Arjantin’in ulusal rezervlerinin yabancı ülkelerin saldırısına uğraması riski bankalar ve hedge fonlar başta olmak üzere yabancı alacaklıların uzun süredir devam eden talepleriyle ilgili bir beklenti. Ülke yurtdışında açılan çok sayıda davada çıkan olumsuz kararla karşı karşıya. Bazılarının geçmişi petrol şirketi YPF’nin kamulaştırıldığı 2012 yılına, hatta Arjantin’in borcunu ödeyemeyip temerrüde düştüğü 2001 yılına kadar uzanıyor. Pek çok Arjantinli 2012 yılında alacakları tahsil edemeyen “akbaba fonlar”ın talebi sonucu Afrika‘da Gana kıyılarında elkonan ve daha sonra serbest bırakılan Libertad adlı savaş gemisini unutmuş değil.
Ancak borçlarını ödeyemediği ya da küresel siyasette yön değiştiren rüzgarlar nedeniyle fonlarına elkonan başka ülkeler de var. İngiltere Merkez Bankası’nın Nicolás Maduro hükümetinin meşruiyetini sorguladığı ve Caracas tarafından Londra’daki finans kuruluşlarına yatırılan 30 ton altına erişimini engellediği 2019’da Venezüella’da da durum böyleydi.
Bir merkez bankasının rezervlerine prensip olarak el konması mümkün değil. Arjantin Merkez Bankası’nın eski başkan yardımcısı ve ekonomist Jorge Carrera “BCRA, varlıkların dondurulmasını talep eden tüm davaları kazandı” diyor. Carrera ancak davaların “her zaman uzun sürdüğünü ve pahalı olduğunu” belirtiyor. Bu durumda davalar sonuçlanana kadar yani yıllarca devlet kaynakları da bağlı kalıyor ve ihtiyaç durumunda faydalanılamıyor. Carrera önemli olanın BCRA’nın kendi inisiyatifiyle hareket ettiğini göstermesi olduğunu belirterek “Bir merkez bankası olarak ihtiyaçlarını ve hedeflerini takip ettiğini, eylemlerinin yürütme organından gelen talimatlara dayanmaması gerektiğini göstermektir. Ulusal bir hükümetin kontrolü altındaki varlıklar her zaman davalarda el konulması hedeflenen varlıklardır, bu nedenle aradaki farkın korunması önemlidir” diyor.
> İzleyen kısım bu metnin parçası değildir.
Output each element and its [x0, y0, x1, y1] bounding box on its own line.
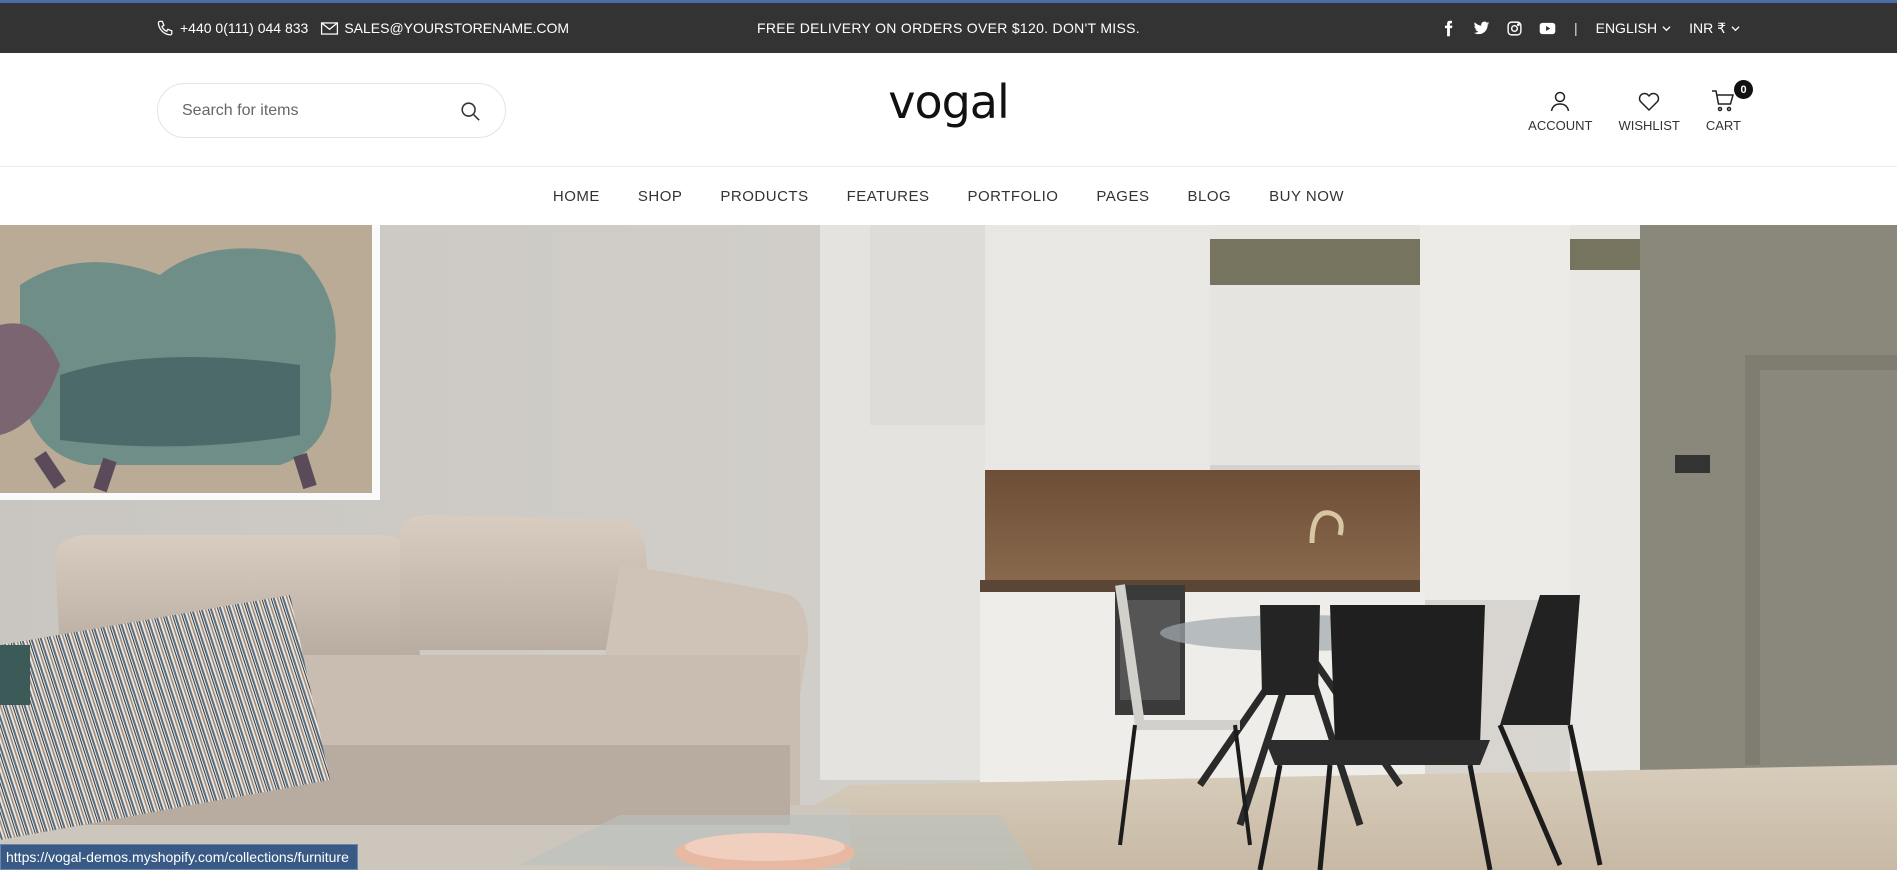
user-icon — [1551, 91, 1570, 112]
currency-label: INR ₹ — [1689, 19, 1726, 36]
chevron-down-icon — [1662, 25, 1671, 31]
nav-item-buy-now[interactable]: BUY NOW — [1269, 188, 1344, 205]
phone-number: +440 0(111) 044 833 — [180, 20, 309, 36]
nav-item-shop[interactable]: SHOP — [638, 188, 683, 205]
phone-icon — [157, 20, 173, 35]
cart-label: CART — [1705, 118, 1741, 133]
nav-item-pages[interactable]: PAGES — [1096, 188, 1149, 205]
header: vogal ACCOUNT WISHLIST CART 0 — [0, 53, 1897, 167]
facebook-icon[interactable] — [1440, 20, 1457, 37]
mail-icon — [321, 21, 339, 35]
account-label: ACCOUNT — [1528, 118, 1593, 133]
wishlist-button[interactable]: WISHLIST — [1618, 89, 1680, 133]
nav-item-products[interactable]: PRODUCTS — [720, 188, 808, 205]
hero-banner[interactable] — [0, 225, 1897, 870]
nav-item-blog[interactable]: BLOG — [1187, 188, 1231, 205]
cart-count-badge: 0 — [1734, 80, 1753, 99]
cart-icon — [1712, 90, 1735, 112]
search-input[interactable] — [182, 101, 459, 120]
search-box[interactable] — [157, 83, 506, 138]
email-address: SALES@YOURSTORENAME.COM — [344, 20, 570, 36]
logo[interactable]: vogal — [888, 75, 1010, 129]
search-icon[interactable] — [459, 100, 481, 122]
announcement-text: FREE DELIVERY ON ORDERS OVER $120. DON'T… — [757, 20, 1140, 36]
youtube-icon[interactable] — [1539, 20, 1556, 37]
top-bar: +440 0(111) 044 833 SALES@YOURSTORENAME.… — [0, 3, 1897, 53]
wishlist-label: WISHLIST — [1618, 118, 1680, 133]
main-nav: HOME SHOP PRODUCTS FEATURES PORTFOLIO PA… — [0, 167, 1897, 225]
language-label: ENGLISH — [1595, 20, 1658, 36]
nav-item-portfolio[interactable]: PORTFOLIO — [968, 188, 1059, 205]
heart-icon — [1638, 92, 1660, 112]
separator: | — [1573, 20, 1578, 36]
instagram-icon[interactable] — [1506, 20, 1523, 37]
cart-button[interactable]: CART 0 — [1705, 80, 1753, 133]
nav-item-features[interactable]: FEATURES — [847, 188, 930, 205]
phone-contact[interactable]: +440 0(111) 044 833 — [156, 19, 308, 38]
twitter-icon[interactable] — [1473, 20, 1490, 37]
hero-image — [0, 225, 1897, 870]
email-contact[interactable]: SALES@YOURSTORENAME.COM — [320, 19, 569, 38]
language-selector[interactable]: ENGLISH — [1596, 20, 1671, 36]
currency-selector[interactable]: INR ₹ — [1689, 20, 1740, 37]
nav-item-home[interactable]: HOME — [553, 188, 600, 205]
status-bar-url: https://vogal-demos.myshopify.com/collec… — [0, 844, 358, 870]
chevron-down-icon — [1731, 25, 1740, 31]
account-button[interactable]: ACCOUNT — [1528, 89, 1592, 133]
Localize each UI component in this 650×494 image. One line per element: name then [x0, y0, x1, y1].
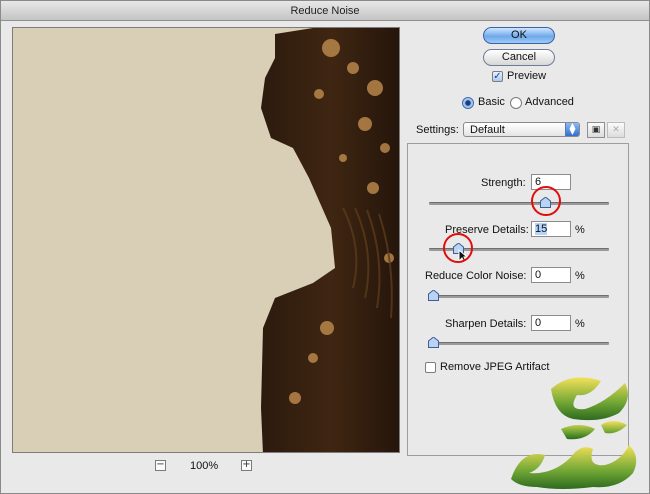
sharpen-details-label: Sharpen Details:	[445, 318, 527, 330]
preview-checkbox[interactable]: ✓	[492, 71, 503, 82]
sharpen-details-slider-track[interactable]	[429, 342, 609, 345]
preserve-details-unit: %	[575, 224, 585, 236]
reduce-color-noise-label: Reduce Color Noise:	[425, 270, 527, 282]
basic-radio[interactable]	[462, 97, 474, 109]
save-settings-icon[interactable]: ▣	[587, 122, 605, 138]
settings-select[interactable]: Default ▲ ▼	[463, 122, 580, 137]
site-logo-watermark	[511, 377, 637, 489]
zoom-bar: − 100% +	[1, 459, 411, 475]
zoom-out-button[interactable]: −	[155, 460, 166, 471]
zoom-level: 100%	[190, 460, 219, 472]
sharpen-details-unit: %	[575, 318, 585, 330]
window-title: Reduce Noise	[1, 1, 649, 21]
reduce-color-noise-slider-thumb[interactable]	[428, 290, 439, 301]
sharpen-details-field[interactable]: 0	[531, 315, 571, 331]
settings-value: Default	[470, 124, 505, 136]
advanced-label: Advanced	[525, 96, 574, 108]
highlight-ring-strength	[531, 186, 561, 216]
basic-label: Basic	[478, 96, 505, 108]
cancel-button[interactable]: Cancel	[483, 49, 555, 66]
preserve-details-value: 15	[535, 223, 548, 235]
preview-pane[interactable]	[12, 27, 400, 453]
zoom-in-button[interactable]: +	[241, 460, 252, 471]
highlight-ring-preserve-details	[443, 233, 473, 263]
strength-label: Strength:	[481, 177, 526, 189]
sharpen-details-value: 0	[535, 317, 542, 329]
advanced-radio[interactable]	[510, 97, 522, 109]
reduce-color-noise-unit: %	[575, 270, 585, 282]
remove-jpeg-artifact-checkbox[interactable]	[425, 362, 436, 373]
settings-label: Settings:	[413, 124, 462, 136]
preserve-details-field[interactable]: 15	[531, 221, 571, 237]
reduce-color-noise-value: 0	[535, 269, 542, 281]
preview-label: Preview	[507, 70, 547, 82]
sharpen-details-slider-thumb[interactable]	[428, 337, 439, 348]
ok-button[interactable]: OK	[483, 27, 555, 44]
strength-slider-track[interactable]	[429, 202, 609, 205]
reduce-color-noise-slider-track[interactable]	[429, 295, 609, 298]
reduce-color-noise-field[interactable]: 0	[531, 267, 571, 283]
chevron-updown-icon: ▲ ▼	[565, 122, 579, 136]
trash-icon[interactable]: ✕	[607, 122, 625, 138]
reduce-noise-dialog: Reduce Noise − 100% + OK Cancel ✓ Previe…	[0, 0, 650, 494]
preview-image	[13, 28, 399, 452]
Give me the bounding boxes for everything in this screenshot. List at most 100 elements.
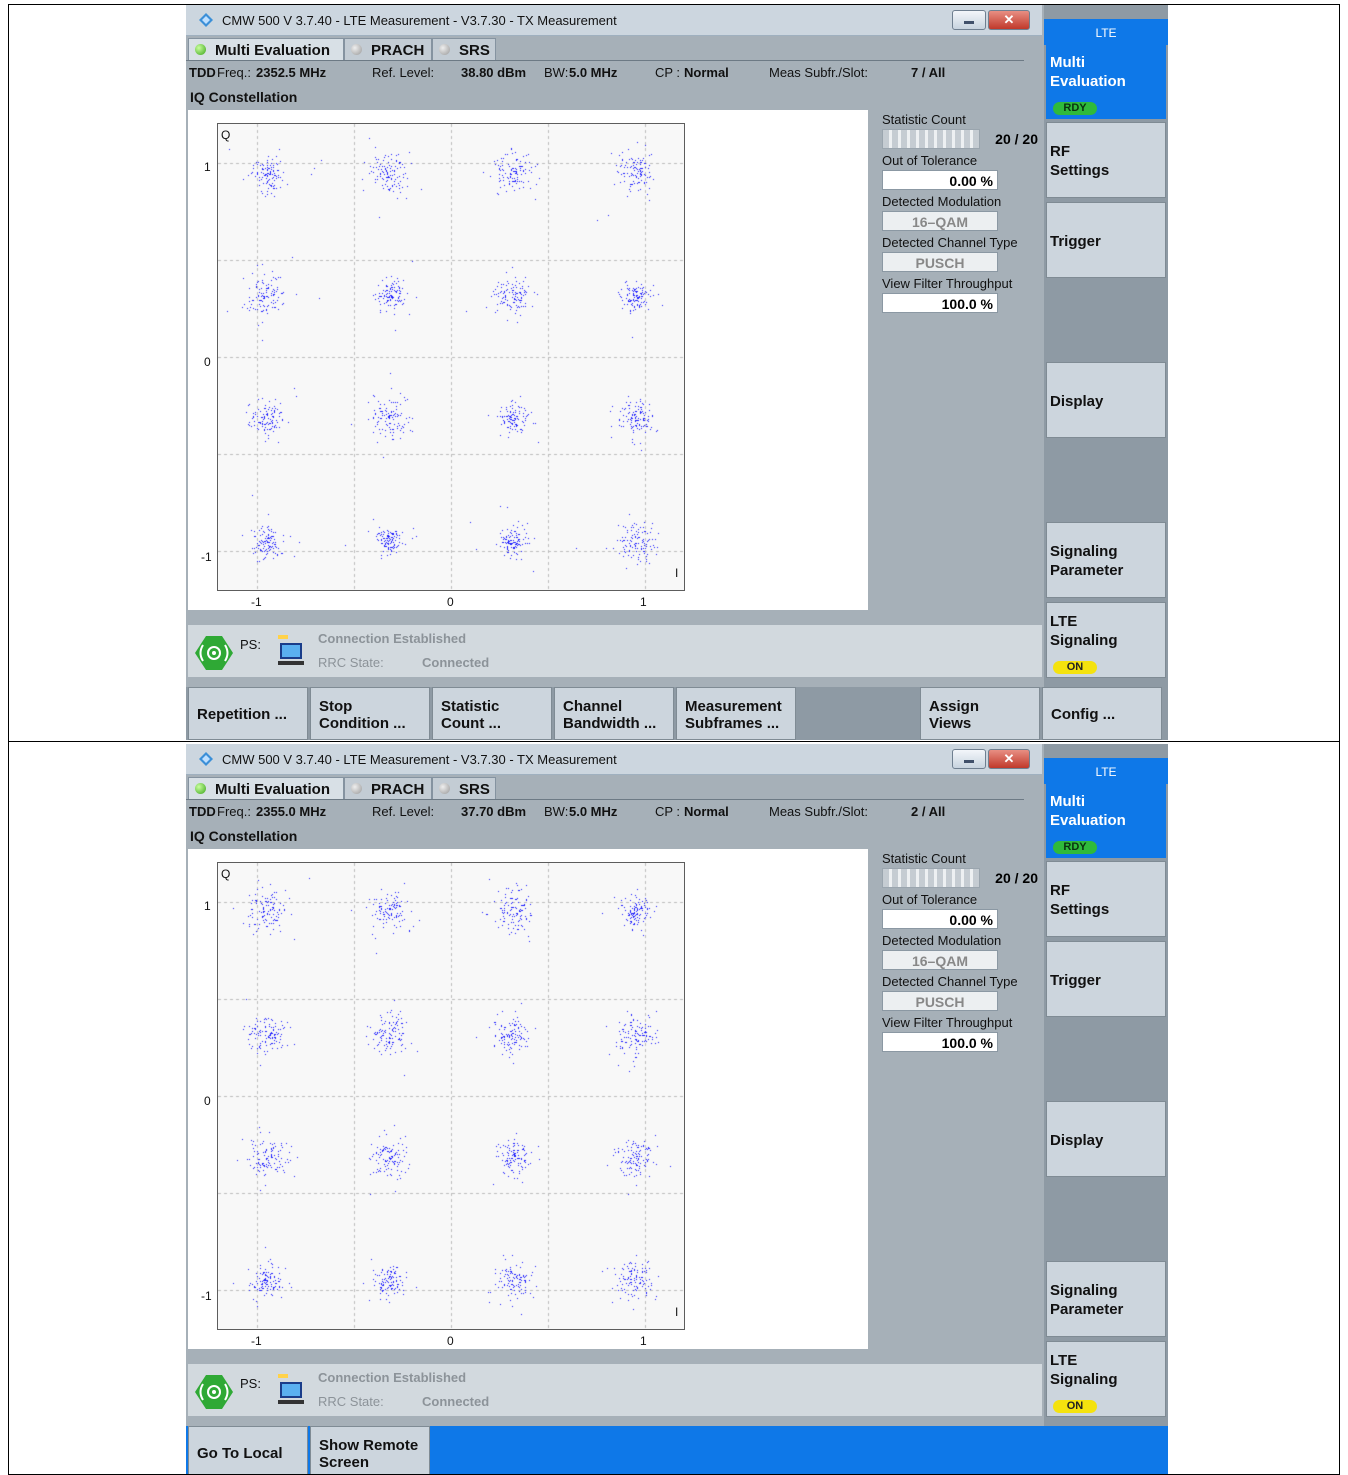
- softkey-label: Signaling Parameter: [1050, 1282, 1124, 1318]
- hotkey-label: Show Remote Screen: [319, 1437, 419, 1471]
- assign-views-hotkey[interactable]: Assign Views: [920, 687, 1040, 740]
- freq-label: Freq.:: [217, 804, 251, 819]
- signaling-parameter-softkey[interactable]: Signaling Parameter: [1046, 1261, 1166, 1337]
- led-green-icon: [195, 44, 206, 55]
- cmw-screen-2: CMW 500 V 3.7.40 - LTE Measurement - V3.…: [186, 744, 1168, 1474]
- window-titlebar: CMW 500 V 3.7.40 - LTE Measurement - V3.…: [186, 5, 1042, 36]
- q-axis-label: Q: [221, 867, 231, 881]
- cp-label: CP :: [655, 804, 681, 819]
- x-tick-label: -1: [251, 1334, 262, 1348]
- softkey-header: LTE: [1044, 758, 1168, 784]
- out-of-tolerance-label: Out of Tolerance: [882, 892, 978, 907]
- softkey-label: RF Settings: [1050, 882, 1110, 918]
- on-badge: ON: [1053, 661, 1097, 674]
- detected-channel-type-value: PUSCH: [882, 252, 998, 272]
- bw-value: 5.0 MHz: [569, 804, 618, 819]
- cmw-screen-1: CMW 500 V 3.7.40 - LTE Measurement - V3.…: [186, 5, 1168, 740]
- cp-value: Normal: [684, 804, 729, 819]
- out-of-tolerance-label: Out of Tolerance: [882, 153, 978, 168]
- go-to-local-button[interactable]: Go To Local: [188, 1426, 308, 1474]
- softkey-panel: LTE Multi Evaluation RDY RF Settings Tri…: [1044, 744, 1168, 1474]
- view-title: IQ Constellation: [190, 828, 298, 844]
- x-tick-label: 1: [640, 1334, 647, 1348]
- q-axis-label: Q: [221, 128, 231, 142]
- rf-settings-softkey[interactable]: RF Settings: [1046, 861, 1166, 937]
- close-icon: ✕: [1003, 751, 1015, 766]
- signaling-parameter-softkey[interactable]: Signaling Parameter: [1046, 522, 1166, 598]
- statistic-count-hotkey[interactable]: Statistic Count ...: [432, 687, 552, 740]
- multi-evaluation-softkey[interactable]: Multi Evaluation RDY: [1046, 782, 1166, 858]
- hotkey-label: Config ...: [1051, 706, 1116, 723]
- rrc-state-label: RRC State:: [318, 655, 384, 670]
- trigger-softkey[interactable]: Trigger: [1046, 202, 1166, 278]
- softkey-label: Multi Evaluation: [1050, 54, 1126, 90]
- softkey-label: Trigger: [1050, 972, 1101, 989]
- window-title: CMW 500 V 3.7.40 - LTE Measurement - V3.…: [222, 13, 617, 28]
- minimize-button[interactable]: [952, 749, 986, 769]
- window-title: CMW 500 V 3.7.40 - LTE Measurement - V3.…: [222, 752, 617, 767]
- trigger-softkey[interactable]: Trigger: [1046, 941, 1166, 1017]
- measurement-subframes-hotkey[interactable]: Measurement Subframes ...: [676, 687, 796, 740]
- multi-evaluation-softkey[interactable]: Multi Evaluation RDY: [1046, 43, 1166, 119]
- ps-label: PS:: [240, 1376, 261, 1391]
- lte-signaling-softkey[interactable]: LTE Signaling ON: [1046, 1341, 1166, 1417]
- ps-label: PS:: [240, 637, 261, 652]
- close-button[interactable]: ✕: [988, 749, 1030, 769]
- cp-value: Normal: [684, 65, 729, 80]
- tab-prach[interactable]: PRACH: [344, 777, 432, 800]
- channel-bandwidth-hotkey[interactable]: Channel Bandwidth ...: [554, 687, 674, 740]
- view-filter-throughput-value: 100.0 %: [882, 293, 998, 313]
- empty-softkey: [1046, 442, 1166, 518]
- hotkey-label: Assign Views: [929, 698, 980, 732]
- rf-settings-softkey[interactable]: RF Settings: [1046, 122, 1166, 198]
- config-hotkey[interactable]: Config ...: [1042, 687, 1162, 740]
- view-filter-throughput-label: View Filter Throughput: [882, 1015, 1013, 1030]
- display-softkey[interactable]: Display: [1046, 362, 1166, 438]
- subframe-value: 7 / All: [911, 65, 946, 80]
- connection-status: Connection Established: [318, 631, 467, 646]
- iq-constellation-plot: [217, 123, 685, 591]
- softkey-label: LTE Signaling: [1050, 1352, 1118, 1388]
- detected-modulation-label: Detected Modulation: [882, 933, 1002, 948]
- ref-level-value: 38.80 dBm: [461, 65, 527, 80]
- rrc-state-value: Connected: [422, 655, 490, 670]
- tab-multi-evaluation[interactable]: Multi Evaluation: [188, 38, 344, 61]
- stop-condition-hotkey[interactable]: Stop Condition ...: [310, 687, 430, 740]
- close-button[interactable]: ✕: [988, 10, 1030, 30]
- softkey-label: RF Settings: [1050, 143, 1110, 179]
- show-remote-screen-button[interactable]: Show Remote Screen: [310, 1426, 430, 1474]
- hotkey-label: Measurement Subframes ...: [685, 698, 782, 732]
- hotkey-label: Stop Condition ...: [319, 698, 406, 732]
- lte-signaling-softkey[interactable]: LTE Signaling ON: [1046, 602, 1166, 678]
- tab-srs[interactable]: SRS: [432, 38, 496, 61]
- table-border-middle: [8, 741, 1340, 742]
- subframe-label: Meas Subfr./Slot:: [769, 804, 868, 819]
- subframe-label: Meas Subfr./Slot:: [769, 65, 868, 80]
- softkey-panel: LTE Multi Evaluation RDY RF Settings Tri…: [1044, 5, 1168, 740]
- repetition-hotkey[interactable]: Repetition ...: [188, 687, 308, 740]
- tab-multi-evaluation[interactable]: Multi Evaluation: [188, 777, 344, 800]
- minimize-button[interactable]: [952, 10, 986, 30]
- cp-label: CP :: [655, 65, 681, 80]
- tab-label: PRACH: [371, 42, 425, 59]
- detected-channel-type-label: Detected Channel Type: [882, 235, 1018, 250]
- tab-label: SRS: [459, 781, 490, 798]
- tab-label: Multi Evaluation: [215, 781, 331, 798]
- x-tick-label: 1: [640, 595, 647, 609]
- tab-srs[interactable]: SRS: [432, 777, 496, 800]
- connection-status: Connection Established: [318, 1370, 467, 1385]
- softkey-label: Trigger: [1050, 233, 1101, 250]
- detected-modulation-label: Detected Modulation: [882, 194, 1002, 209]
- freq-value: 2355.0 MHz: [256, 804, 327, 819]
- statistic-count-progress: 20 / 20: [882, 868, 1038, 888]
- bw-label: BW:: [544, 804, 569, 819]
- app-logo-icon: [199, 752, 213, 766]
- empty-hotkey: [798, 687, 918, 740]
- led-green-icon: [195, 783, 206, 794]
- tab-prach[interactable]: PRACH: [344, 38, 432, 61]
- iq-constellation-points: [218, 863, 684, 1329]
- rdy-badge: RDY: [1053, 841, 1097, 854]
- ref-level-value: 37.70 dBm: [461, 804, 527, 819]
- display-softkey[interactable]: Display: [1046, 1101, 1166, 1177]
- detected-modulation-value: 16–QAM: [882, 211, 998, 231]
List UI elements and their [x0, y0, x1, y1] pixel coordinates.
Bazı uzmanlara göre bu mantıktan hareketle Milei ya da bakanı tarafından altın transferi konusunda yapılan açıklamalar, özellikle de Merkez Bankası tarafından kamuoyuna herhangi bir açıklama yapılmamışken stratejik değil. Aynı kişiler üstelik Bakan Caputo ve BCRA Başkanı Santiago Bausili’nin Aralık 2023’e kadar bir danışmanlık şirketinin ortağı olduğunu hatırlatıyor.